Sebagai bentuk protes atas melonjaknya harga pakan dan anjloknya harga jual telur serta daging, mereka membagikan 1.200 ekor ayam secara gratis kepada warga dan wisatawan yang melintas.
Ribuan ayam afkir tersebut dibagikan langsung dari atas mobil bak terbuka yang membawa keranjang-keranjang kandang. Sontak, aksi ini menyita perhatian publik di pusat Kota Yogyakarta tersebut.
Koordinator Aksi, Andry Patra menjelaskan, turunnya harga jual produk peternakan saat ini sudah berada di tingkat yang sangat merugikan.
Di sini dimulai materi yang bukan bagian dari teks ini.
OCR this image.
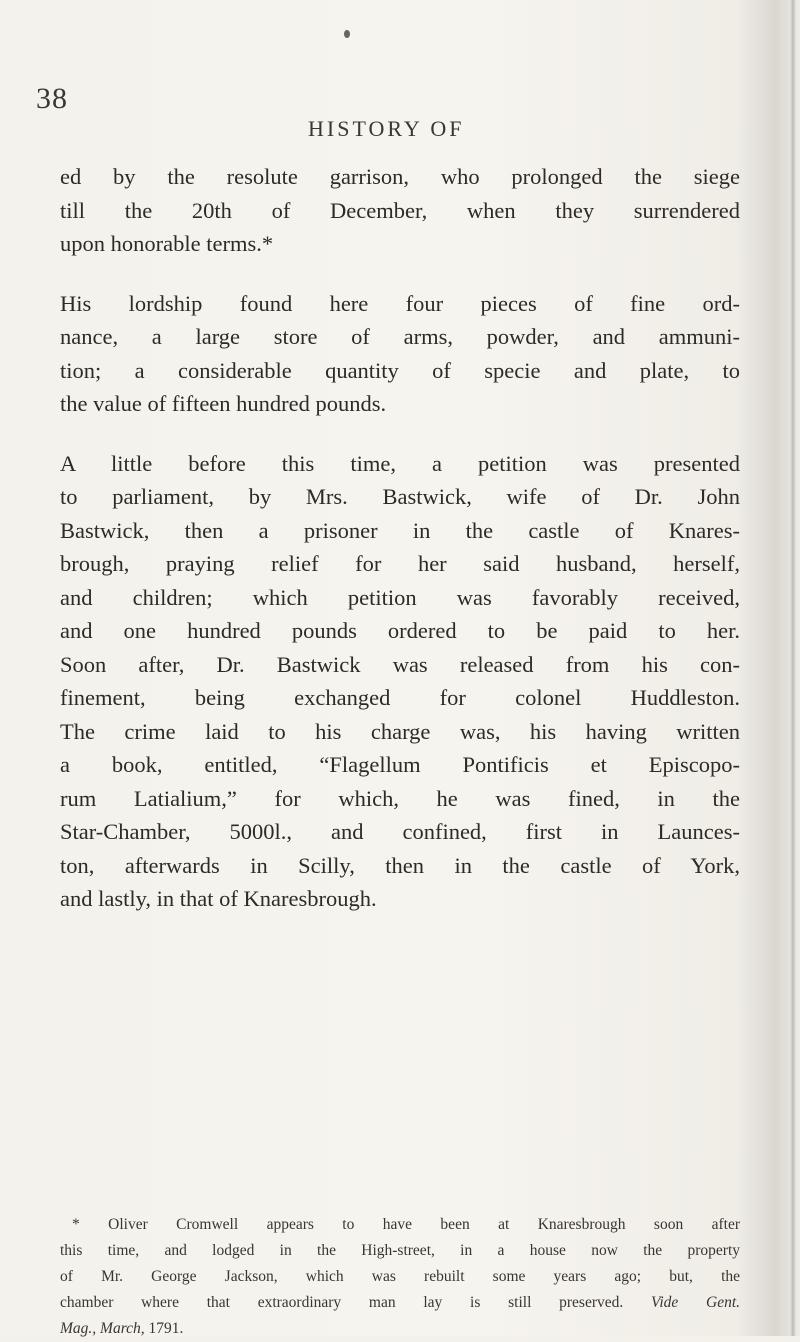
38
HISTORY OF

ed by the resolute garrison, who prolonged the siege

till the 20th of December, when they surrendered

upon honorable terms.*

His lordship found here four pieces of fine ord-

nance, a large store of arms, powder, and ammuni-

tion; a considerable quantity of specie and plate, to

the value of fifteen hundred pounds.

A little before this time, a petition was presented

to parliament, by Mrs. Bastwick, wife of Dr. John

Bastwick, then a prisoner in the castle of Knares-

brough, praying relief for her said husband, herself,

and children; which petition was favorably received,

and one hundred pounds ordered to be paid to her.

Soon after, Dr. Bastwick was released from his con-

finement, being exchanged for colonel Huddleston.

The crime laid to his charge was, his having written

a book, entitled, “Flagellum Pontificis et Episcopo-

rum Latialium,” for which, he was fined, in the

Star-Chamber, 5000l., and confined, first in Launces-

ton, afterwards in Scilly, then in the castle of York,

and lastly, in that of Knaresbrough.

* Oliver Cromwell appears to have been at Knaresbrough soon after

this time, and lodged in the High-street, in a house now the property

of Mr. George Jackson, which was rebuilt some years ago; but, the

chamber where that extraordinary man lay is still preserved. Vide Gent.

Mag., March, 1791.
Andry menerangkan harga telur Ayam saat ini menyentuh angka Rp22.000 per kg, berada di bawah harga normal rata-rata sebesar Rp24.000 hingga Rp25.000 per kg. Sedangkan harga ayam afkir juga turun menjadi Rp13.000 hingga Rp14.000 per kg.
"Peternak rugi Rp4.000 sampai Rp5.000 per kilonya. Harga telur dan ayam afkir turun, tapi kondisinya berbanding terbalik dengan biaya operasional," ujar Andry di sela-sela aksi.
Di tengah harga jual yang merosot, beban produksi peternak justru membengkak akibat melambungnya harga pakan konsentrat. Menurut Andry, kenaikan pakan saat ini sudah mencapai 30 hingga 40 persen dari harga normal.
Jika pemerintah tak turun tangan, kondisi ini dinilai memicu ancaman kebangkrutan massal bagi para peternak lokal. Melalui aksi pembagian 1.200 ekor ayam ini, para peternak berharap pesan ini bisa terdengar oleh pemerintah pusat.
"Ini bentuk simbolis. Supaya masyarakat dan pemerintah tahu kalau peternak ayam hari ini mengalami kerugian besar dan terancam bangkrut atau gulung tikar. Kami minta pemerintah segera menstabilkan dan menurunkan harga pakan," tegas Andry.